France’s Le Maire hangs on to debt reduction plan amid Fitch downgrade

France’s Le Maire hangs on to debt reduction plan amid Fitch downgrade |

Rating agency Fitch underestimates the impact of newly-approved structural reforms, including the pensions bill, said Economy Minister Bruno Le Maire after the credit rating agency announced it would downgrade France’s credit rating. 

On Friday, Fitch – which assesses a country’s ability to repay its sovereign debt and default risks – announced it would downgrade France’s rating from ‘AA’ to ‘AA- with a stable outlook’, citing weak debt reduction plans and social unrest.

“Political deadlock and (sometimes violent) social movements pose a risk to Macron’s reform agenda” and could lead to continued generous, thus onerous, fiscal policy, Fitch warned.
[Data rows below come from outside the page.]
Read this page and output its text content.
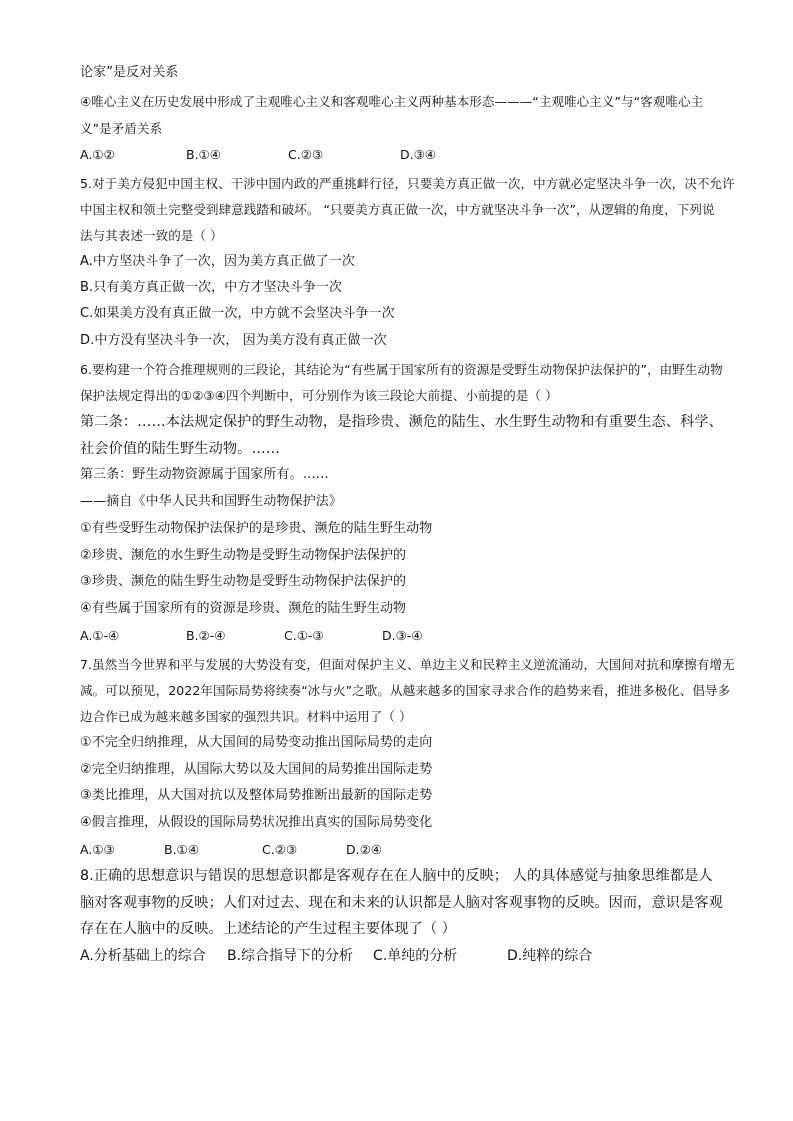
论家”是反对关系
④唯心主义在历史发展中形成了主观唯心主义和客观唯心主义两种基本形态———“主观唯心主义”与“客观唯心主
义”是矛盾关系
A.①②	B.①④	C.②③	D.③④
5.对于美方侵犯中国主权、干涉中国内政的严重挑衅行径，只要美方真正做一次，中方就必定坚决斗争一次，决不允许
中国主权和领土完整受到肆意践踏和破坏。 “只要美方真正做一次，中方就坚决斗争一次”，从逻辑的角度，下列说
法与其表述一致的是（ ）
A.中方坚决斗争了一次，因为美方真正做了一次
B.只有美方真正做一次，中方才坚决斗争一次
C.如果美方没有真正做一次，中方就不会坚决斗争一次
D.中方没有坚决斗争一次， 因为美方没有真正做一次
6.要构建一个符合推理规则的三段论，其结论为“有些属于国家所有的资源是受野生动物保护法保护的”，由野生动物
保护法规定得出的①②③④四个判断中，可分别作为该三段论大前提、小前提的是（ ）
第二条：……本法规定保护的野生动物，是指珍贵、濒危的陆生、水生野生动物和有重要生态、科学、
社会价值的陆生野生动物。……
第三条：野生动物资源属于国家所有。……
——摘自《中华人民共和国野生动物保护法》
①有些受野生动物保护法保护的是珍贵、濒危的陆生野生动物
②珍贵、濒危的水生野生动物是受野生动物保护法保护的
③珍贵、濒危的陆生野生动物是受野生动物保护法保护的
④有些属于国家所有的资源是珍贵、濒危的陆生野生动物
A.①-④	B.②-④	C.①-③	D.③-④
7.虽然当今世界和平与发展的大势没有变，但面对保护主义、单边主义和民粹主义逆流涌动，大国间对抗和摩擦有增无
减。可以预见，2022年国际局势将续奏“冰与火”之歌。从越来越多的国家寻求合作的趋势来看，推进多极化、倡导多
边合作已成为越来越多国家的强烈共识。材料中运用了（ ）
①不完全归纳推理，从大国间的局势变动推出国际局势的走向
②完全归纳推理，从国际大势以及大国间的局势推出国际走势
③类比推理，从大国对抗以及整体局势推断出最新的国际走势
④假言推理，从假设的国际局势状况推出真实的国际局势变化
A.①③	B.①④	C.②③	D.②④
8.正确的思想意识与错误的思想意识都是客观存在在人脑中的反映； 人的具体感觉与抽象思维都是人
脑对客观事物的反映；人们对过去、现在和未来的认识都是人脑对客观事物的反映。因而，意识是客观
存在在人脑中的反映。上述结论的产生过程主要体现了（ ）
A.分析基础上的综合 B.综合指导下的分析 C.单纯的分析	D.纯粹的综合
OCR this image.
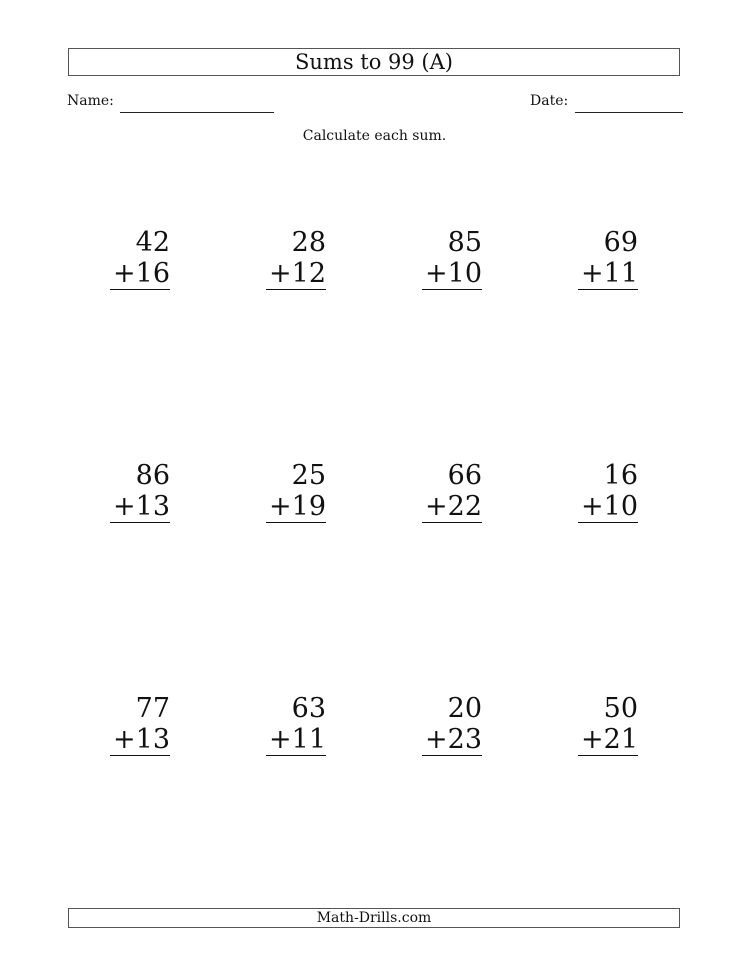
Sums to 99 (A)
Name:	Date:
Calculate each sum.
42
+16
28
+12
85
+10
69
+11
86
+13
25
+19
66
+22
16
+10
77
+13
63
+11
20
+23
50
+21
Math-Drills.com
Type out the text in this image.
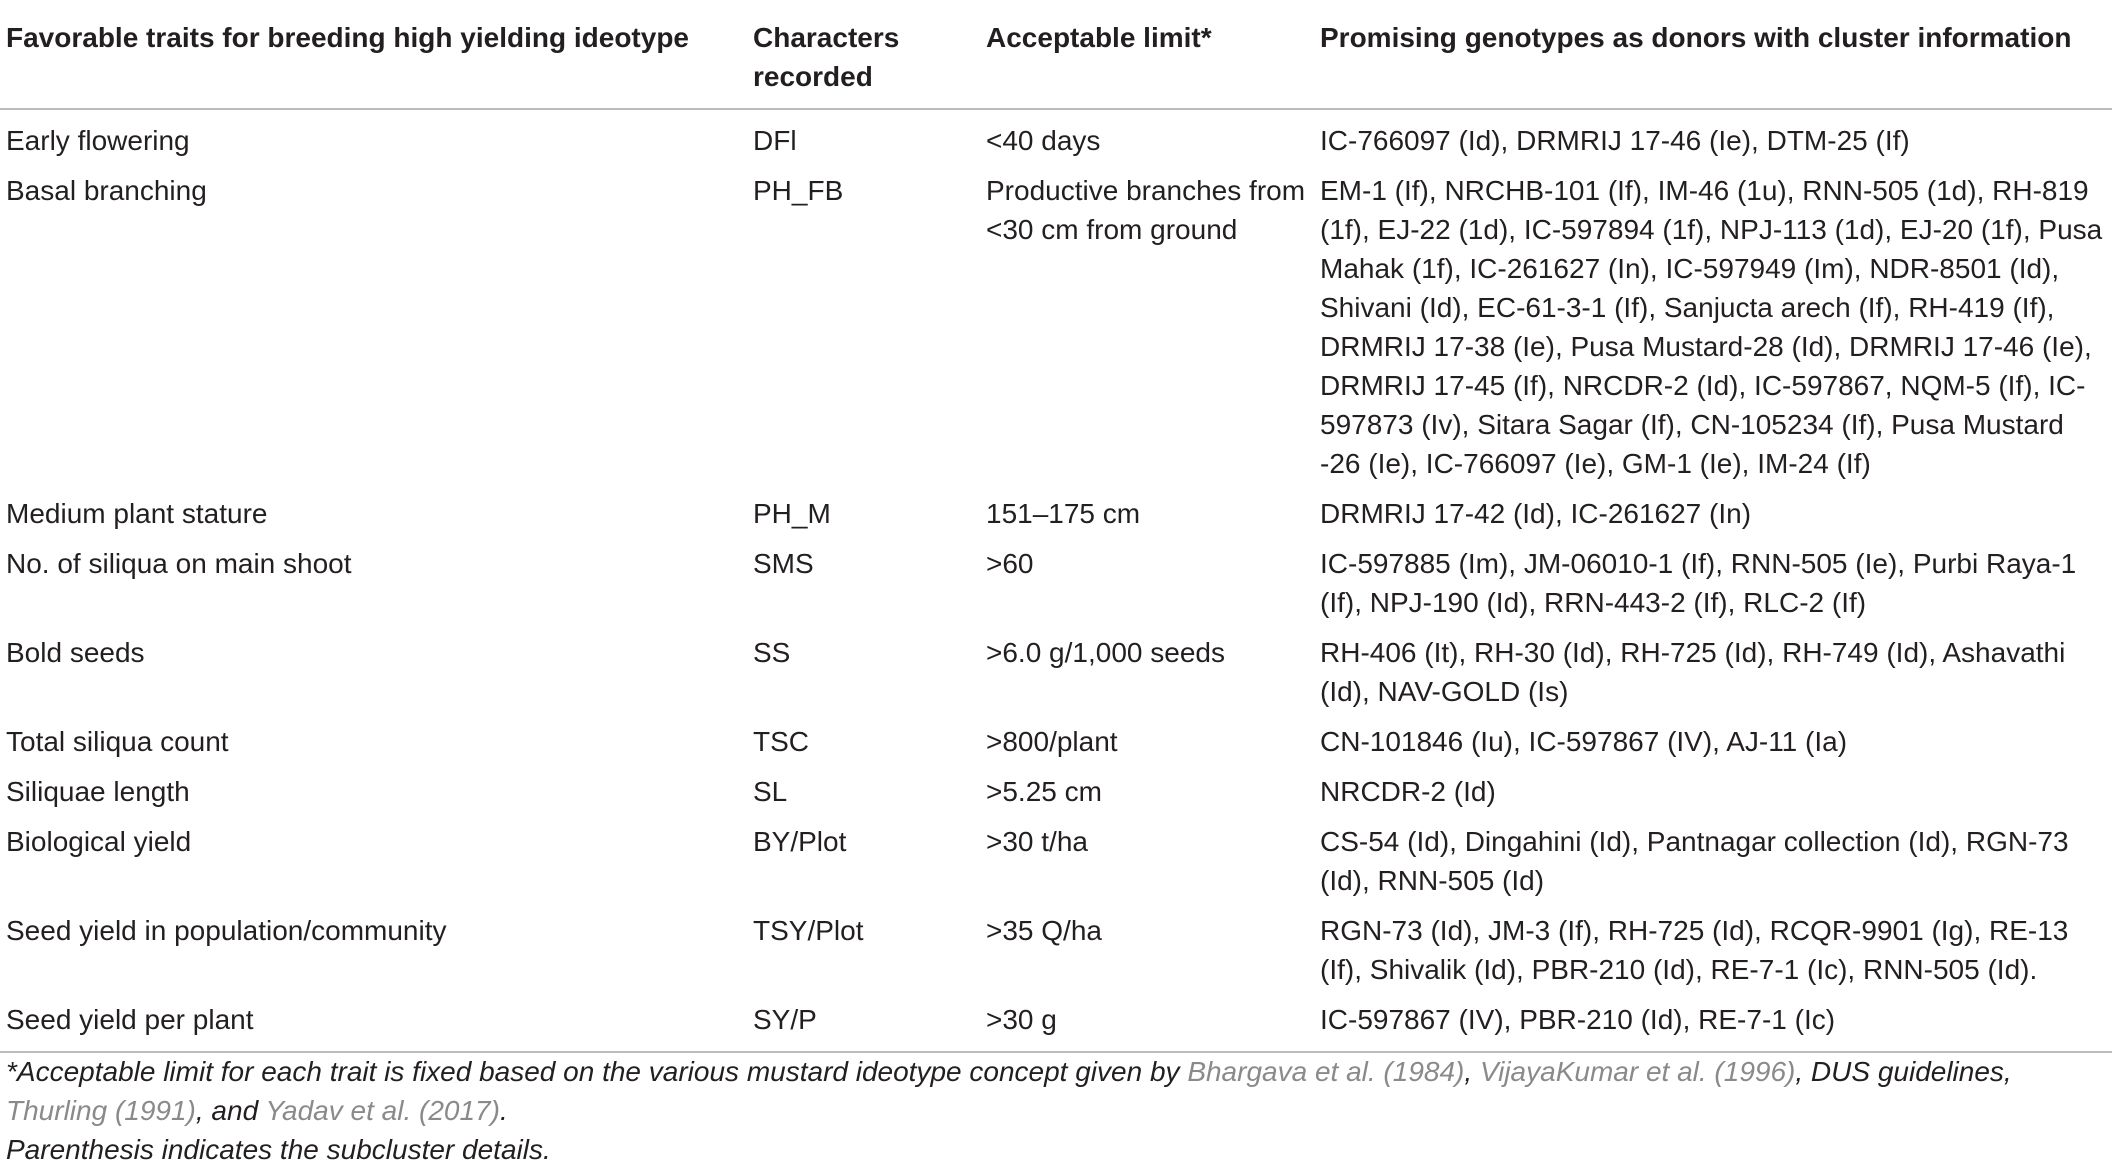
Favorable traits for breeding high yielding ideotype	Characters recorded	Acceptable limit*	Promising genotypes as donors with cluster information
Early flowering	DFl	<40 days	IC-766097 (Id), DRMRIJ 17-46 (Ie), DTM-25 (If)
Basal branching	PH_FB	Productive branches from <30 cm from ground	EM-1 (If), NRCHB-101 (If), IM-46 (1u), RNN-505 (1d), RH-819 (1f), EJ-22 (1d), IC-597894 (1f), NPJ-113 (1d), EJ-20 (1f), Pusa Mahak (1f), IC-261627 (In), IC-597949 (Im), NDR-8501 (Id), Shivani (Id), EC-61-3-1 (If), Sanjucta arech (If), RH-419 (If), DRMRIJ 17-38 (Ie), Pusa Mustard-28 (Id), DRMRIJ 17-46 (Ie), DRMRIJ 17-45 (If), NRCDR-2 (Id), IC-597867, NQM-5 (If), IC-597873 (Iv), Sitara Sagar (If), CN-105234 (If), Pusa Mustard -26 (Ie), IC-766097 (Ie), GM-1 (Ie), IM-24 (If)
Medium plant stature	PH_M	151–175 cm	DRMRIJ 17-42 (Id), IC-261627 (In)
No. of siliqua on main shoot	SMS	>60	IC-597885 (Im), JM-06010-1 (If), RNN-505 (Ie), Purbi Raya-1 (If), NPJ-190 (Id), RRN-443-2 (If), RLC-2 (If)
Bold seeds	SS	>6.0 g/1,000 seeds	RH-406 (It), RH-30 (Id), RH-725 (Id), RH-749 (Id), Ashavathi (Id), NAV-GOLD (Is)
Total siliqua count	TSC	>800/plant	CN-101846 (Iu), IC-597867 (IV), AJ-11 (Ia)
Siliquae length	SL	>5.25 cm	NRCDR-2 (Id)
Biological yield	BY/Plot	>30 t/ha	CS-54 (Id), Dingahini (Id), Pantnagar collection (Id), RGN-73 (Id), RNN-505 (Id)
Seed yield in population/community	TSY/Plot	>35 Q/ha	RGN-73 (Id), JM-3 (If), RH-725 (Id), RCQR-9901 (Ig), RE-13 (If), Shivalik (Id), PBR-210 (Id), RE-7-1 (Ic), RNN-505 (Id).
Seed yield per plant	SY/P	>30 g	IC-597867 (IV), PBR-210 (Id), RE-7-1 (Ic)

*Acceptable limit for each trait is fixed based on the various mustard ideotype concept given by Bhargava et al. (1984), VijayaKumar et al. (1996), DUS guidelines, Thurling (1991), and Yadav et al. (2017).

Parenthesis indicates the subcluster details.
In its assessment, Fitch further outlined that France’s “fiscal metrics”, including deficit and public debt levels, were “weaker than peers” and slammed the government’s plans to reduce deficit levels from 4.9% of GDP to 2.7% by 2027 which Fitch claims are based on over-optimistic economic growth expectations.

Fitch also noted that “expenditure pressures will remain high”, with up to a third of government spending “indexed to inflation (including pensions and social benefits)”.

According to the government, debt-related interest rates are expected to increase threefold because of inflation.

Le Maire pushed back on Fitch’s “pessimist” analysis on Saturday and highlighted France’s new debt reduction programme and its introduction of key unemployment and pensions reforms. He also pointed to reducing corporate taxation that would fuel production and growth.

The French ‘Stability Pact’, presented two weeks ago, looks to “accelerate” debt reduction, aiming for a four-percentage point fall by 2027, from 111.6% of GDP to 108.3%.

Both debt and deficit levels have exploded during the pandemic, with France spending an extra €240 billion – about 10% of GDP – since 2020 to support the economy and help manage the energy and inflationary crises of the past year.

Oppositions have heavily criticised the government’s plan, which they claim marks the start of a new wave of austerity.

“It is scandalous to see a minister begging to see the country’s rating raised again, telling Fitch he did well to make his people suffer”, far-left MP and economist Aurélie Trouvé tweeted.

Conservatives, most of whom were against the pensions reform back in March, also complained that France was living beyond its means and that significant spending cuts were imperative.

France’s new ‘AA-’ rating is similar to that of Belgium, the UK, the Czech Republic and Estonia.